42086 выпущен в 41м году с дизельными моторами М-30 потом переоборудован на АМ-35А, однотипные с ним машины 42066 сверху и 42076 снизу.

6я серия в своем первоначальном виде, 41й год:

----------


## Nazar

> 2Nazar по модели, такой версии как вы собрали не было в природе, вы к обычному Пе-8 приделали хвост от Пе-8ОН. И окраска довоенная, сабж по определению не мог быть так окрашен.
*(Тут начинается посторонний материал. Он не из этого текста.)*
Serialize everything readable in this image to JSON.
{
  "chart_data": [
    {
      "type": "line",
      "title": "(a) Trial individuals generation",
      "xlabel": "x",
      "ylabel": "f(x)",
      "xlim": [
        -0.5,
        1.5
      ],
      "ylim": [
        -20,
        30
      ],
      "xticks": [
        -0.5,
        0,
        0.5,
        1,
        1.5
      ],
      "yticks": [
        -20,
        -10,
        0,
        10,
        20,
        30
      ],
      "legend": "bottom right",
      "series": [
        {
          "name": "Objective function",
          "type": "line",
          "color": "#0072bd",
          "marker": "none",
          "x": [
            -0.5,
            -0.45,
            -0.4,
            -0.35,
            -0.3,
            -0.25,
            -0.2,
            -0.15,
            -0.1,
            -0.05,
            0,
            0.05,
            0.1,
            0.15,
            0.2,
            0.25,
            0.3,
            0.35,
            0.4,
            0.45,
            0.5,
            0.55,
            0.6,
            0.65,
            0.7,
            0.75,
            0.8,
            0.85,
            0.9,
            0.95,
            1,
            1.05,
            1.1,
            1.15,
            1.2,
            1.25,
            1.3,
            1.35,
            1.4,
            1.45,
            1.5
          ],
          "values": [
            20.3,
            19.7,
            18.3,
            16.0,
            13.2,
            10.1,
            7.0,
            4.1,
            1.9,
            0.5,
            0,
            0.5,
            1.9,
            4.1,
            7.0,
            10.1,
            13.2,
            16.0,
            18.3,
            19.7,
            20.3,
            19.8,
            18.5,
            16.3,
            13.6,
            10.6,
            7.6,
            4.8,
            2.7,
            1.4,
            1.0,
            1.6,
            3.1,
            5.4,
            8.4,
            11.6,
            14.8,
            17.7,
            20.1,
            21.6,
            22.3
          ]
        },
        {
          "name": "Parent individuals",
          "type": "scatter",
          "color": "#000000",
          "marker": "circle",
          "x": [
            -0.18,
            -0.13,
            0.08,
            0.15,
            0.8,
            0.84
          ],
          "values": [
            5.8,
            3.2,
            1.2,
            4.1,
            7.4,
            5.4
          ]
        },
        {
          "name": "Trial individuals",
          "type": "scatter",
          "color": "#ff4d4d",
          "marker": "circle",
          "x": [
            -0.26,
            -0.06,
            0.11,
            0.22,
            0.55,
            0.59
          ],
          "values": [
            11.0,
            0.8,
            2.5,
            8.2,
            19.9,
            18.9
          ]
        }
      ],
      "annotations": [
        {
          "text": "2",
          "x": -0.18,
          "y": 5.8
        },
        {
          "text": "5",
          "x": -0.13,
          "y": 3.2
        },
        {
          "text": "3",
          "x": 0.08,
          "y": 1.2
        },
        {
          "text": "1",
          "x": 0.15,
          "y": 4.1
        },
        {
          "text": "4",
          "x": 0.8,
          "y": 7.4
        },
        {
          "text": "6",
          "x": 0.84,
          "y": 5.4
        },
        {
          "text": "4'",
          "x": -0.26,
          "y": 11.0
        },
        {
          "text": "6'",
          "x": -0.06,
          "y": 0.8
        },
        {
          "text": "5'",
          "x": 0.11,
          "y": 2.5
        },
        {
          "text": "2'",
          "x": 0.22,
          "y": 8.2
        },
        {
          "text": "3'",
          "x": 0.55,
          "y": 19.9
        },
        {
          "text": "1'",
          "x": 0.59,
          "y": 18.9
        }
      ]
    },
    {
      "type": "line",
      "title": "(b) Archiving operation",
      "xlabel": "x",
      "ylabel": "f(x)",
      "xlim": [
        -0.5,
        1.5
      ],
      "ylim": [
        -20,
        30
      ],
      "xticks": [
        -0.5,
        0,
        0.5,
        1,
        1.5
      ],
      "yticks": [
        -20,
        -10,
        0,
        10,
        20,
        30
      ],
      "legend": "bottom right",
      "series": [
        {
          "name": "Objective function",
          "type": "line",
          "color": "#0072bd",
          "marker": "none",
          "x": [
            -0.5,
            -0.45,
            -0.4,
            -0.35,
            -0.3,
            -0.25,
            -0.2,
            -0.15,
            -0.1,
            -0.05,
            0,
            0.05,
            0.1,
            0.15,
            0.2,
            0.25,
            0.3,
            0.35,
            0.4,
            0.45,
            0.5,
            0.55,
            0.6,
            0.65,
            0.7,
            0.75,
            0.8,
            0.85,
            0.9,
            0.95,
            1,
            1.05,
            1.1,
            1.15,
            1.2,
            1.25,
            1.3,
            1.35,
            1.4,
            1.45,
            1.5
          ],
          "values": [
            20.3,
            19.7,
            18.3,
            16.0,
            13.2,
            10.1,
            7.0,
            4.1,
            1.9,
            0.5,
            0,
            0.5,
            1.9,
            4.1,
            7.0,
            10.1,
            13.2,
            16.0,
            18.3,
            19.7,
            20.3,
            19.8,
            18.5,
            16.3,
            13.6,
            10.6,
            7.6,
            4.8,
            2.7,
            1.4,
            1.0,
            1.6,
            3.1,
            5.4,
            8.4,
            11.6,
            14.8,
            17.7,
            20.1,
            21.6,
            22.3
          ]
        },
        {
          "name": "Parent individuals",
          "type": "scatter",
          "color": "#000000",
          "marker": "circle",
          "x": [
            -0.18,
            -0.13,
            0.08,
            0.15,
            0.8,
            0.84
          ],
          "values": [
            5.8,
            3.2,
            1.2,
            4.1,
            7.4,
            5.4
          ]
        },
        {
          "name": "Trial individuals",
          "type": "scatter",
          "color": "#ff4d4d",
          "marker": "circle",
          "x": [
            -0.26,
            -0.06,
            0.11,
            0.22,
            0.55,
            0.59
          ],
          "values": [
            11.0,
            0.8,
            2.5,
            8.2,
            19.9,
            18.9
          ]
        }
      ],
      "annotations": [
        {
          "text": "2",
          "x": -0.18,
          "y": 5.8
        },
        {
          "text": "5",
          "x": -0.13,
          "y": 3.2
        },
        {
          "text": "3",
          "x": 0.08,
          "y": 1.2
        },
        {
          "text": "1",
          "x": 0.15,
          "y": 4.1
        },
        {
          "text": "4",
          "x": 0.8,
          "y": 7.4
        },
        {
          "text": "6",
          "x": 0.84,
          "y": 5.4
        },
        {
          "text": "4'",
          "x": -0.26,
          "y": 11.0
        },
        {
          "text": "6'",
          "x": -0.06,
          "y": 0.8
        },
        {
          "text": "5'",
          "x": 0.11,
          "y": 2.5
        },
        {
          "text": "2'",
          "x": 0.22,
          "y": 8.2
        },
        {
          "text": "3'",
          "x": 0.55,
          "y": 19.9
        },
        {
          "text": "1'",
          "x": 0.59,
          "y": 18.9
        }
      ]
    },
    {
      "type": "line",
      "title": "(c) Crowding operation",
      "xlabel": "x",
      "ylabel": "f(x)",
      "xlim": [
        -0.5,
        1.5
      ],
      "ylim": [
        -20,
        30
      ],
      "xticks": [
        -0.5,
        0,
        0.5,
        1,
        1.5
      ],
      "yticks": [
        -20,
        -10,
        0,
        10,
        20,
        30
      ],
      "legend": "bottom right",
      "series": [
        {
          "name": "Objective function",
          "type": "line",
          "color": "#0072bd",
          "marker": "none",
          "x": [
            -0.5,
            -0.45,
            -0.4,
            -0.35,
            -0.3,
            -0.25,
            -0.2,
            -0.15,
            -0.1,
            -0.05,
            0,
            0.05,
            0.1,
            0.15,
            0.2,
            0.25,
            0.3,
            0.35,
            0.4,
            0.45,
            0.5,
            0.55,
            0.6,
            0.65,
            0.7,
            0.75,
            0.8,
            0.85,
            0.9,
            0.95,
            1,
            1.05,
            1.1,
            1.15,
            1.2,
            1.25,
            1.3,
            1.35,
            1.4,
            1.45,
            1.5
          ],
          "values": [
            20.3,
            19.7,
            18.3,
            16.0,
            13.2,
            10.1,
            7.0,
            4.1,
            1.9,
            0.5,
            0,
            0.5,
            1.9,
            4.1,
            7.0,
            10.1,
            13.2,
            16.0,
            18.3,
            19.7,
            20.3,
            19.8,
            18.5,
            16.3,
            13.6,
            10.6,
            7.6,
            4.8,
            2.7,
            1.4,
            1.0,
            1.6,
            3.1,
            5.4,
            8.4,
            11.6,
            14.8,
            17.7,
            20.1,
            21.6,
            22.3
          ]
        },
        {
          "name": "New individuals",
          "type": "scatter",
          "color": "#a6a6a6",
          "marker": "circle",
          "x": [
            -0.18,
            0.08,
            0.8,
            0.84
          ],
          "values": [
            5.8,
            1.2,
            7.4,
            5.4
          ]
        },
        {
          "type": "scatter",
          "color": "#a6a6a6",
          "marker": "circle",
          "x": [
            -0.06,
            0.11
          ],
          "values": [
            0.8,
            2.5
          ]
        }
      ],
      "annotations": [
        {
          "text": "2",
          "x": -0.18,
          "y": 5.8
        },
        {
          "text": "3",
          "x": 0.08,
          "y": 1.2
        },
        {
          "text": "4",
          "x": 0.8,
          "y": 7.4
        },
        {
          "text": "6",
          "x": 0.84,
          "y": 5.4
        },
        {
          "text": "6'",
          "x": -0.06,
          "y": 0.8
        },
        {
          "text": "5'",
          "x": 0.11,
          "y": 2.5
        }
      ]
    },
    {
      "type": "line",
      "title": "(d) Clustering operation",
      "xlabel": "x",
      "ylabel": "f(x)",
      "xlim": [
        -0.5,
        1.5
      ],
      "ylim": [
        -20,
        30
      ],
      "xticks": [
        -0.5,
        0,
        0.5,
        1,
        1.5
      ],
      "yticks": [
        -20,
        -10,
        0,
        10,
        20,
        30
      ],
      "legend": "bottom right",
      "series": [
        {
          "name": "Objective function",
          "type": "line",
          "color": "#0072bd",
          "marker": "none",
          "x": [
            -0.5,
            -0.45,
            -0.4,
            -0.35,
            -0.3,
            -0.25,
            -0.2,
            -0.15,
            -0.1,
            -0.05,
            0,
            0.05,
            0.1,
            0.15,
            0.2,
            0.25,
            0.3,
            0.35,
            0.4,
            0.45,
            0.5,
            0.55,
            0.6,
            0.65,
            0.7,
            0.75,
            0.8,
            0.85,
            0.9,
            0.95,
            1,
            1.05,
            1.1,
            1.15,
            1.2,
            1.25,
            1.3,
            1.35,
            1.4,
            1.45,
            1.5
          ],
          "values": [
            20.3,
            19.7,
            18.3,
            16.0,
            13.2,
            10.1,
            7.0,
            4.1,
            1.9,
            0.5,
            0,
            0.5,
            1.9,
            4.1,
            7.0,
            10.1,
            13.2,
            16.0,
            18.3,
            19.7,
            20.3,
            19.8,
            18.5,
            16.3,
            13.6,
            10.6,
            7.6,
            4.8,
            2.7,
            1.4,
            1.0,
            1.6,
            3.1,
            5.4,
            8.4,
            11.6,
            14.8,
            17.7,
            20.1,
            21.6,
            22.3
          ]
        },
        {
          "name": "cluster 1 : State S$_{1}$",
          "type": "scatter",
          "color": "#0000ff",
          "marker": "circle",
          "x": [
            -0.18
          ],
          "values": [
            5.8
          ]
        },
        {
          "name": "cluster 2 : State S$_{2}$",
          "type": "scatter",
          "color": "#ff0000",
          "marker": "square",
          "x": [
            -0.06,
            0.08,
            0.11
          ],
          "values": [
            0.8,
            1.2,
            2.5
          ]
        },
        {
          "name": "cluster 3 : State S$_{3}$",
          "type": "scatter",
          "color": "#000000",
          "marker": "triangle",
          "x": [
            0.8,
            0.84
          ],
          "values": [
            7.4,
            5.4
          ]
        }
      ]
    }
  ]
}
Я никогда не интересовался самолетом Пе-8, если честно, да и вообще редко интересуюсь авиацией дореактивной эпохи.
Модель была выполнена по пожеланиям заказчика, это я о достоверности окраски.

----------


## Lisachev

> Ув. Lisachev, давно и безуспешно пытаюсь с вами связаться, позвольте пообщаться с вами приватно? Я авиаисторик, занимаюсь Пе-8.
> мой почтовый адрес psy06 "собака" bk.ru
> 
> 2Nazar по модели, такой версии как вы собрали не было в природе, вы к обычному Пе-8 приделали хвост от Пе-8ОН. И окраска довоенная, сабж по определению не мог быть так окрашен.
> 
> 42086 выпущен в 41м году с дизельными моторами М-30 потом переоборудован на АМ-35А, однотипные с ним машины 42066 сверху и 42076 снизу.
> 
> 6я серия в своем первоначальном виде, 41й год:


      Уважаемый Psy06 !!!!!!
  Модель, которую сделал Владимир (Nazar),-одна из лучших моделей Пе-8, какие только существуют на сегодняшний день, и я очень благодарен Владимиру, за то что она теперь у меня есть. Мне в ней все нравится(ни одной достоверно точной цветной фотографии этого самолета я не имею). Если сможете сделать модель лучше и точнее, с удовольствием посмотрю.
 И, если не сложно,то по окраске Пе-8, поделитесь ,пожалуйста, источником информации, очень интересно.
С уважением, Лисачев Олег
P.S. Вот окраска модели аналогичного самолета, сделанная ветеранами полка, которая находится в музее в Дягилево. (Возможно незначительное искажение цветопередачи на фотографиях)

----------


## Nazar

> Модель, которую сделал Владимир (Nazar),-одна из лучших моделей Пе-8, какие только существуют на сегодняшний день


Спасибо конечно еще раз за добрые слова, но это утверждение не верно, по крайней мере, я так точно не считаю, но в то-же самое время очень рад, что именно Вам эта модель нравится, в принципе только для этого она и делалась.

----------